Setelah era idealisme dunia Barat
yang berpuncak pada Hegel, maka George Edward Moore (1873-1958), seorang tokoh
dari Universitas Cambridge mengobarkan anti Hegelian. Bagi Moore, filsafat
Hegel tidak memiliki dasar logika, sehingga tidak dapat dipertanggungjawabkan
secara akal sehat. Kemudian pengaruhnya menggantikan Hegelian, yang sangat
terkenal dengan Filsafat bahasa, filsafat analitik atau analisis logik.

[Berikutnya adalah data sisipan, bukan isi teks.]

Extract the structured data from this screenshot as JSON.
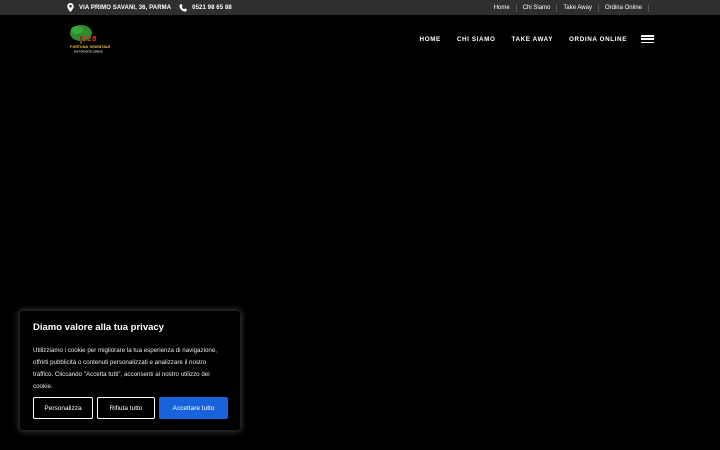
{
  "topbar": {
    "address": "VIA PRIMO SAVANI, 36, PARMA",
    "phone": "0521 98 65 88",
    "links": [
      "Home",
      "Chi Siamo",
      "Take Away",
      "Ordina Online"
    ]
  },
  "logo": {
    "brand_number": "128",
    "brand_name": "FORTUNA ORIENTALE",
    "tagline": "RISTORANTE CINESE"
  },
  "nav": {
    "items": [
      "HOME",
      "CHI SIAMO",
      "TAKE AWAY",
      "ORDINA ONLINE"
    ]
  },
  "cookie_banner": {
    "title": "Diamo valore alla tua privacy",
    "body": "Utilizziamo i cookie per migliorare la tua esperienza di navigazione, offrirti pubblicità o contenuti personalizzati e analizzare il nostro traffico. Cliccando \"Accetta tutti\", acconsenti al nostro utilizzo dei cookie.",
    "customize_label": "Personalizza",
    "reject_label": "Rifiuta tutto",
    "accept_label": "Accettare tutto"
  },
  "colors": {
    "topbar_bg": "#2f2f2f",
    "accept_button": "#1863dc",
    "logo_green": "#2e8b2e",
    "logo_red": "#d12a1e"
  }
}
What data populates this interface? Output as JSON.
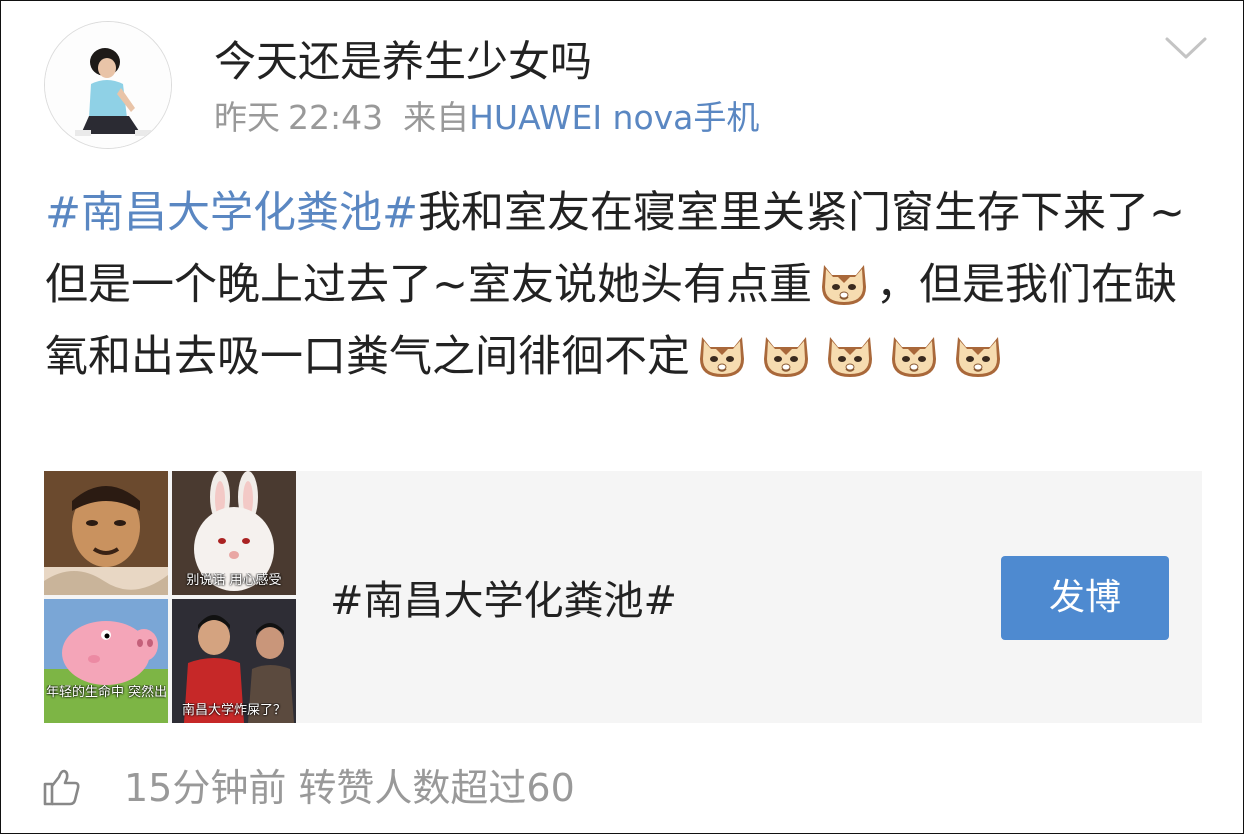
{
  "post": {
    "username": "今天还是养生少女吗",
    "date": "昨天",
    "time": "22:43",
    "source_prefix": "来自",
    "source": "HUAWEI nova手机",
    "hashtag": "#南昌大学化粪池#",
    "text_1": "我和室友在寝室里关紧门窗生存下来了~但是一个晚上过去了~室友说她头有点重",
    "text_2": "，但是我们在缺氧和出去吸一口粪气之间徘徊不定",
    "emoji_icon": "cat-face-icon"
  },
  "topic_card": {
    "title": "#南昌大学化粪池#",
    "button_label": "发博",
    "thumbnails": [
      {
        "caption": ""
      },
      {
        "caption": "别说话 用心感受"
      },
      {
        "caption": "年轻的生命中 突然出现一丝阴霾"
      },
      {
        "caption": "南昌大学炸屎了？"
      }
    ]
  },
  "footer": {
    "like_icon": "thumbs-up-icon",
    "text": "15分钟前 转赞人数超过60"
  },
  "colors": {
    "link": "#5a87c2",
    "button": "#4e8ad0",
    "muted": "#999999",
    "card_bg": "#f5f5f5"
  }
}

Tokoh yang mengembangkan filsafat
ini adalah Bertrand Russell dan Ludwig Wittgenstein. Mereka mengadakan analisis
bahasa untuk memulihkan penggunaan bahasa untuk memecahkan kesalahpahaman yang
dilakukan oleh filsafat terhadap logika bahasa. Hal inilah yang ditekankan oleh
Charlesworth. Penekanan lain oleh Wittgenstein adalah makna kata atau kalimat
amat ditentukan oleh penggunaan dalam bahasa, bukan oleh logika.
6. STRUKTURALISME
Strukturalisme adalah faham atau
pandangan yang menyatakan bahwa semua masyarakat dan kebudyaan memiliki suatu
struktur yang sama dan tetap. Strukturalisme juga adalah sebuah pembedaan
secara tajam mengenai masyarakt dan ilmu kemanusiaan dari tahun 1950 hingga
1970, khususnya terjadi di Perancis. Strukturalisme berasal dari bahasa
Inggris, structuralism; latin struere (membangung), structura berarti bentuk
bangunan. Trend metodologis yang menyetapkan riset sebagai tugas menyingkapkan
struktur objek-objek ini dikembangkan olerh para ahli humaniora. Struktualisme
berkembang pada abad 20, muncul sebagai reaksi terhadap evolusionisme positivis
dengan menggunakan metode-metode riset struktural yang dihasilkan oleh
matematika, fisika dan ilmu-ilmu lain.
7. POSTMODERNISME
Postmodernisme adalah faham yang
berkembang setelah era modern dengan modernisme-nya. Postmodernisme bukanlah
faham tunggal sebuat teori, namun justru menghargai teori-teori yang bertebaran
dan sulit dicari titik temu yang tunggal. Banyak tokoh-tokoh yang memberikan
arti postmodernisme sebagai kelanjutan dari modernisme. Namun kelanjutan itu
menjadi sangat beragam. Bagi Lyotard dan Geldner, modernisme adalah pemutusan
secara total dari modernisme. Bagi Derrida, Foucault dan Baudrillard, bentuk
radikal dari kemodernan yang akhirnya bunuh diri karena sulit menyeragamkan
teori-teori. Bagi David Graffin, Postmodernisme adalah koreksi beberapa aspek
dari moderinisme. Lalu bagi Giddens, itu adalah bentuk modernisme yang sudah sadar
diri dan menjadi bijak. Yang terakhir, bagi Habermas, merupakan satu tahap dari
modernisme yang belum selesai.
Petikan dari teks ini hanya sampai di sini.